De modo que a redução no
fornecimento de gás para calefação pode não apenas gerar restrições de consumo
à população, mas elevar ainda mais o custo da energia, reduzir a dinâmica dos
setores produtivos e impactar os números da inflação. Não podemos nos esquecer
que tudo isso acontece sobre os rastros econômicos negativos deixados pela própria
Pandemia. Portanto, o que deveria estar sendo um momento de reconstrução das novas
bases econômicas, com planejamentos de recuperação, estava ameaçado por medidas
erráticas e imprevidentes tomadas pelos dois últimos premiês.

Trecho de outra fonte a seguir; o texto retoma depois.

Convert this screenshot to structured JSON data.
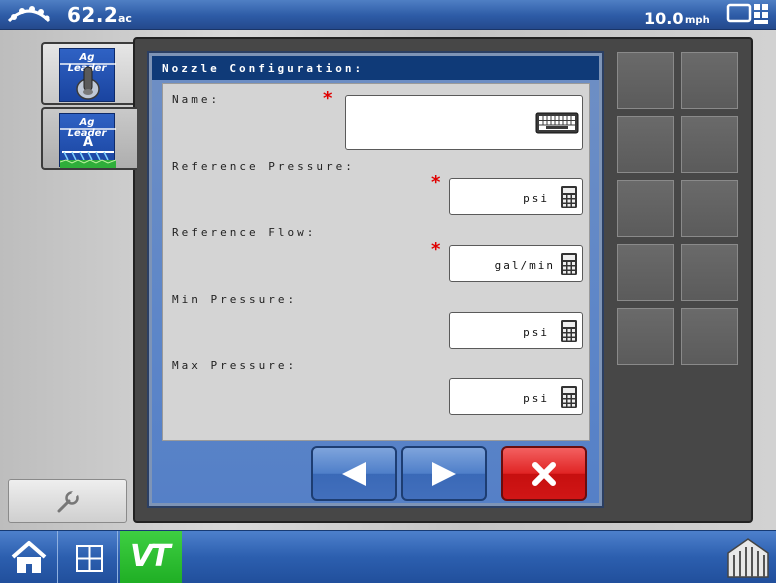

No entanto, a identidade nacional
britânica se sustenta historicamente por pilares de cidadania muito consistentes,
de modo que os interesses individuais não se sobrepõem aos interesses da nação.

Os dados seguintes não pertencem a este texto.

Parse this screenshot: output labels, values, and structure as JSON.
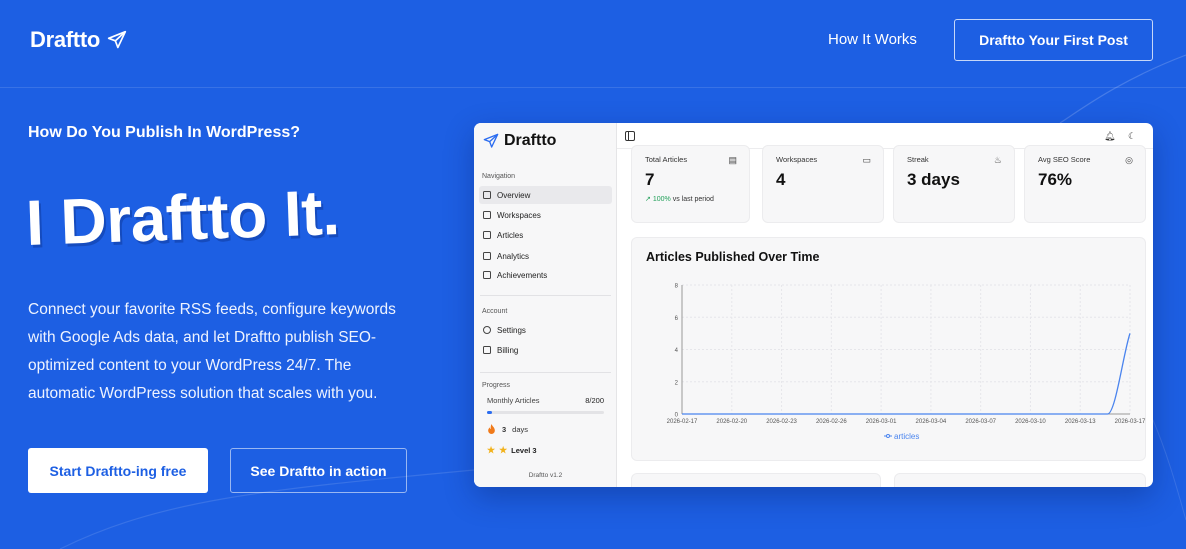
{
  "brand": {
    "name": "Draftto"
  },
  "nav": {
    "how_it_works": "How It Works",
    "cta": "Draftto Your First Post"
  },
  "hero": {
    "kicker": "How Do You Publish In WordPress?",
    "headline": "I Draftto It.",
    "description": "Connect your favorite RSS feeds, configure keywords with Google Ads data, and let Draftto publish SEO-optimized content to your WordPress 24/7. The automatic WordPress solution that scales with you.",
    "primary_button": "Start Draftto-ing free",
    "secondary_button": "See Draftto in action"
  },
  "dashboard": {
    "logo": "Draftto",
    "navigation_label": "Navigation",
    "nav_items": [
      {
        "label": "Overview",
        "icon": "grid-icon",
        "active": true
      },
      {
        "label": "Workspaces",
        "icon": "folder-icon",
        "active": false
      },
      {
        "label": "Articles",
        "icon": "document-icon",
        "active": false
      },
      {
        "label": "Analytics",
        "icon": "bar-chart-icon",
        "active": false
      },
      {
        "label": "Achievements",
        "icon": "trophy-icon",
        "active": false
      }
    ],
    "account_label": "Account",
    "account_items": [
      {
        "label": "Settings",
        "icon": "gear-icon"
      },
      {
        "label": "Billing",
        "icon": "credit-card-icon"
      }
    ],
    "progress_label": "Progress",
    "monthly_articles_label": "Monthly Articles",
    "monthly_articles_value": "8/200",
    "monthly_articles_fraction": 0.04,
    "streak_value": "3",
    "streak_unit": "days",
    "level": "Level 3",
    "version": "Draftto v1.2",
    "stats": [
      {
        "label": "Total Articles",
        "value": "7",
        "icon": "document-icon",
        "trend_value": "100%",
        "trend_text": "vs last period"
      },
      {
        "label": "Workspaces",
        "value": "4",
        "icon": "folder-icon"
      },
      {
        "label": "Streak",
        "value": "3 days",
        "icon": "flame-icon"
      },
      {
        "label": "Avg SEO Score",
        "value": "76%",
        "icon": "target-icon"
      }
    ],
    "accent_color": "#2b6cf0",
    "trend_color": "#22a05a"
  },
  "chart_data": {
    "type": "line",
    "title": "Articles Published Over Time",
    "x": [
      "2026-02-17",
      "2026-02-20",
      "2026-02-23",
      "2026-02-26",
      "2026-03-01",
      "2026-03-04",
      "2026-03-07",
      "2026-03-10",
      "2026-03-13",
      "2026-03-17"
    ],
    "ylim": [
      0,
      8
    ],
    "yticks": [
      "0",
      "2",
      "4",
      "6",
      "8"
    ],
    "series": [
      {
        "name": "articles",
        "values": [
          0,
          0,
          0,
          0,
          0,
          0,
          0,
          0,
          0,
          5
        ]
      }
    ],
    "grid": true,
    "legend": "bottom-center"
  }
}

O que significa que sucessivos erros e comprometimentos à estabilidade, ao
desenvolvimento, ao progresso, aos interesses nacionais, não são tolerados. Os responsáveis
são apontados e respondem pelos seus atos rapidamente. Não há concessões que
permitam o agravamento ad aeternum
das conjunturas, nem por parte do governo, nem da monarquia e nem da população.

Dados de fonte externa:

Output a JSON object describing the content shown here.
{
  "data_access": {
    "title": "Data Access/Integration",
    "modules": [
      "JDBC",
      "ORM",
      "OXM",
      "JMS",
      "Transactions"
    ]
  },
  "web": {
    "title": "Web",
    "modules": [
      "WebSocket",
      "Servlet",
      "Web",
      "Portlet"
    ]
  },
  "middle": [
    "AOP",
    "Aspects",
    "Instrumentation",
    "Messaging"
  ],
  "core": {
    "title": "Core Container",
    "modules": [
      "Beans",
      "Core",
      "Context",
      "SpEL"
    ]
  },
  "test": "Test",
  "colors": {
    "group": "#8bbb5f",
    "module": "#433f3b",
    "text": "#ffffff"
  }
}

A consciência, de que quaisquer procrastinações
nesses cenários são fatais, é plena! Não é à toa que o Reino Unido figure
historicamente entre as nações mais importantes do mundo. Porque manter-se nessa posição exige uma postura
responsável, atenta, firme, objetiva, não importado se são tempos de tormenta
ou de calmaria. Estabilidade não é uma hipótese a se considerar, é uma prioridade
a ser cumprida. E como ela orbita a economia, esta não pode se dar ao luxo de
aventuras e devaneios.
Deixar para depois, para última
hora, para quando der, ... não deveria constar no campo das possibilidades
humanas em nenhuma circunstância. Afinal, a vida flui sob o arranjo de
engrenagens muito precisas, que funcionam sempre à revelia de vontades e
quereres humanos, e que impõem certas situações que não devem ser menosprezadas
jamais. O tempo é implacável e o amanhã pode ser tarde demais! Até aqui jamais
me deparei com qualquer procrastinação que tivesse rendido bons frutos. Muito pelo
contrário! Só tristezas, pesares e arrependimentos, porque postergar acaba
sendo sinônimo de correr atrás dos prejuízos. Só que alguns prejuízos não podem
ser ressarcidos. Então, pense nisso!
Por isso, a síntese desse dia não
poderia ser outra: “[...] se antes de
cada ato nosso, nos puséssemos a prever todas as consequências dele, a pensar
nelas a sério, primeiro as imediatas, depois as prováveis, depois as possíveis,
depois as imagináveis, não chegaríamos sequer a mover-nos de onde o primeiro
pensamento nos tivesse feito parar” (José Saramago – Ensaio sobre a Cegueira).